As machine learning becomes a more integral part of running businesses, the model-building process still requires iteration and experimentation. Comet has created an entire platform to get models from idea to product, and today the company announced a $50 million Series B.
The investment comes on the heels of the company’s $13 million A round in April.
OpenView led the round with participation from existing investors Scale Venture Partners, Trilogy Equity Partners and Two Sigma Ventures. The company has now raised almost $70 million, according to Crunchbase data.
Company co-founder and CEO Gideon Mendels said that the product works on any platform from a laptop to the cloud to an on-prem cluster.
“Comet is a platform that empowers data scientists and machine learning engineers to accelerate machine learning development, and the way we do that is by managing and optimizing the entire machine learning lifecycle, so all the way from experiment tracking to model production monitoring,” Mendels told me.
He said that the approach has been working: The company’s annual recurring revenue (ARR) grew 5x this year, and Comet now counts 150 businesses using the platform, including Uber, Zappos and Etsy.
Mackey Craven, partner at lead investor OpenView, said that he was attracted to Comet because he sees it as a startup building a viable product for an emerging market with a big opportunity.
“When we see that rare combination of an exceptional founding team that can be the core of a large and enduring market opportunity that is large enough to support them and then transition in that market, either because it’s the creation of a new market or [because of] technological dislocation that allows a new entrant to create and capture the value in that market going forward, we step up and we step up big,” Craven explained.
Today, the company has 50 employees in nine different countries on four continents with plans to reach 100 by next year.
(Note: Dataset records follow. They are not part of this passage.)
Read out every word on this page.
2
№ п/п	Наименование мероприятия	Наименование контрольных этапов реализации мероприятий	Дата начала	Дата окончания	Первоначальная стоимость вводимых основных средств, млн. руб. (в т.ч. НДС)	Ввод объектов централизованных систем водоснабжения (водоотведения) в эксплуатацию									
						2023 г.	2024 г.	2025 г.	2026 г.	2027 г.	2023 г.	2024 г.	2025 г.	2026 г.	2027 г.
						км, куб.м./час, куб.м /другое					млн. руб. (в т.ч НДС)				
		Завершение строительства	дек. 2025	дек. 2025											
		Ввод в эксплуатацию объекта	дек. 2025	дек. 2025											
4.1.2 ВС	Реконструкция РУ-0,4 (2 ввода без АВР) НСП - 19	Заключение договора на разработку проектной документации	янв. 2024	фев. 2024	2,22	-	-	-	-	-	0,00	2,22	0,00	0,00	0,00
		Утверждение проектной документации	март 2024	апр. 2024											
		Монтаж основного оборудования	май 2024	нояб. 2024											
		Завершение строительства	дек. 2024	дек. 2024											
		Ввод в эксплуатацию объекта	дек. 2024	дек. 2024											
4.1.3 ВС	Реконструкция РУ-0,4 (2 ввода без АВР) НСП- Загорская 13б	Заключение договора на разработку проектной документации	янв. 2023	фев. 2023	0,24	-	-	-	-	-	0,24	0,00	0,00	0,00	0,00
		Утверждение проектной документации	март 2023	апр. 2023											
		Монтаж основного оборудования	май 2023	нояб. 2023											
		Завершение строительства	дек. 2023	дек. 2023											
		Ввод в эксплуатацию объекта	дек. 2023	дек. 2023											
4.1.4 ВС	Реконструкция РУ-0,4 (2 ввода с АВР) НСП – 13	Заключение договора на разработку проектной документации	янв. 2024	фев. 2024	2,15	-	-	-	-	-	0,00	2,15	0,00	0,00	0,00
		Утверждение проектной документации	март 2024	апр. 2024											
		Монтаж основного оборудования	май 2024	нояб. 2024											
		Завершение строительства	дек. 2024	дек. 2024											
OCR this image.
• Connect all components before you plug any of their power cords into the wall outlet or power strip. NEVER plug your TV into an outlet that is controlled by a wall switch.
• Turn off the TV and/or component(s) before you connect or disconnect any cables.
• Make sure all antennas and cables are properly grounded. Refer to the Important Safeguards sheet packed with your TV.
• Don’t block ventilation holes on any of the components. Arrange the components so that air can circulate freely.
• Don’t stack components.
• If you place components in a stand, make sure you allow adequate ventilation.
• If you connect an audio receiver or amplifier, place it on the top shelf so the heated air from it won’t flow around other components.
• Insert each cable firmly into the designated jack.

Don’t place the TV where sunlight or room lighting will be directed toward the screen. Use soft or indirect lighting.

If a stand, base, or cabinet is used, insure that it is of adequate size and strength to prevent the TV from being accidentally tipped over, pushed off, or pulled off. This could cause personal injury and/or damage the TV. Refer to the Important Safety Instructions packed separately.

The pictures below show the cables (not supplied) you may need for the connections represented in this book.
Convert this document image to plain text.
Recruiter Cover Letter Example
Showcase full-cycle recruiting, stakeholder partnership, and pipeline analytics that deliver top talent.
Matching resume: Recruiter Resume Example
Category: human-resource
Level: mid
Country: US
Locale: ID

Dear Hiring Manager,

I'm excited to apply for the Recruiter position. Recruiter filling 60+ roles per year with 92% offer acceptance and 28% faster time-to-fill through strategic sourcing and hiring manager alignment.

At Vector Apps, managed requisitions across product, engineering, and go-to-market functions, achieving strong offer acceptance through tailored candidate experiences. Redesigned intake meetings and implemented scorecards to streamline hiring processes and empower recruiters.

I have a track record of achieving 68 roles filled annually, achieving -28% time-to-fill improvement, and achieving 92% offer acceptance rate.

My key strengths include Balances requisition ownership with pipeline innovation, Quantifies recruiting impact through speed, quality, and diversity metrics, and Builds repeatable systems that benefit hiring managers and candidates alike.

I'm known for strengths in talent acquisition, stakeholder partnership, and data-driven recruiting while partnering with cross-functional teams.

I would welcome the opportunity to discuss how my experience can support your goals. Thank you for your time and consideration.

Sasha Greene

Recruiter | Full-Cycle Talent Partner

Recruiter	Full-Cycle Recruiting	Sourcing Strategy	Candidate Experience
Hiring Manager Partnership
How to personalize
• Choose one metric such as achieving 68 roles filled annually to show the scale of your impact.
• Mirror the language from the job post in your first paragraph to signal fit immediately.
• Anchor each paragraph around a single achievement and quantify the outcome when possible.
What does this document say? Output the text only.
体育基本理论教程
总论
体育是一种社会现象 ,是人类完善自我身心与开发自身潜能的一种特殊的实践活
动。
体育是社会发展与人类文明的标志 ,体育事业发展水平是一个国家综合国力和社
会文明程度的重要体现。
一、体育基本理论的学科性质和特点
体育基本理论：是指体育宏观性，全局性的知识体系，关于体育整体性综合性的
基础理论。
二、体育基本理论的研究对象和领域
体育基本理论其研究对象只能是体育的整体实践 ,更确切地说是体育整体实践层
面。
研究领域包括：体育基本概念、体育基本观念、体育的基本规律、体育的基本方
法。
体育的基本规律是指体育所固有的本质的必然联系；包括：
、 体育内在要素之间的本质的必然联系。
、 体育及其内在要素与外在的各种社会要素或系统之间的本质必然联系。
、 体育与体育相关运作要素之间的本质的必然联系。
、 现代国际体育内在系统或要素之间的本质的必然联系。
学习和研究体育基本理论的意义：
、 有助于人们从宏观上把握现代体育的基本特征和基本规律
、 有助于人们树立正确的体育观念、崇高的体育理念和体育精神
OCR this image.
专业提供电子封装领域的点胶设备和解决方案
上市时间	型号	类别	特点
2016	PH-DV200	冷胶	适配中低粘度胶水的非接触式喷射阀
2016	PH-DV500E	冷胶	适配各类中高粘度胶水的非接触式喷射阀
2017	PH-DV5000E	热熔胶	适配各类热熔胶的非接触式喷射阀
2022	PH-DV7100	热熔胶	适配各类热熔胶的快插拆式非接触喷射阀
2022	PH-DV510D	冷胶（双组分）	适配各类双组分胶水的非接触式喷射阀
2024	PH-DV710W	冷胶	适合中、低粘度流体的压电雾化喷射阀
Mendels said that diversity and inclusion are a key part of the company’s value system.
“It’s just really a key part of our culture,” he said. “We have 35% of the team from underrepresented groups today and that continues to be a focus for future hires.”
The company is also launching a new product called Artifacts, a data versioning tool that works in the same way as a document versioning function, letting data scientists track the ways that the data has changed over time.
“With Comet Artifacts, essentially when you’re working on a machine learning pipeline, we automatically version every snapshot of the data. So every time you make a change, we make a version of it,” Mendels said, adding that this offers a number of advantages, primarily enabling data scientists to see how the data they used to train the model changes over time and compare the training model data to what’s in the model in production.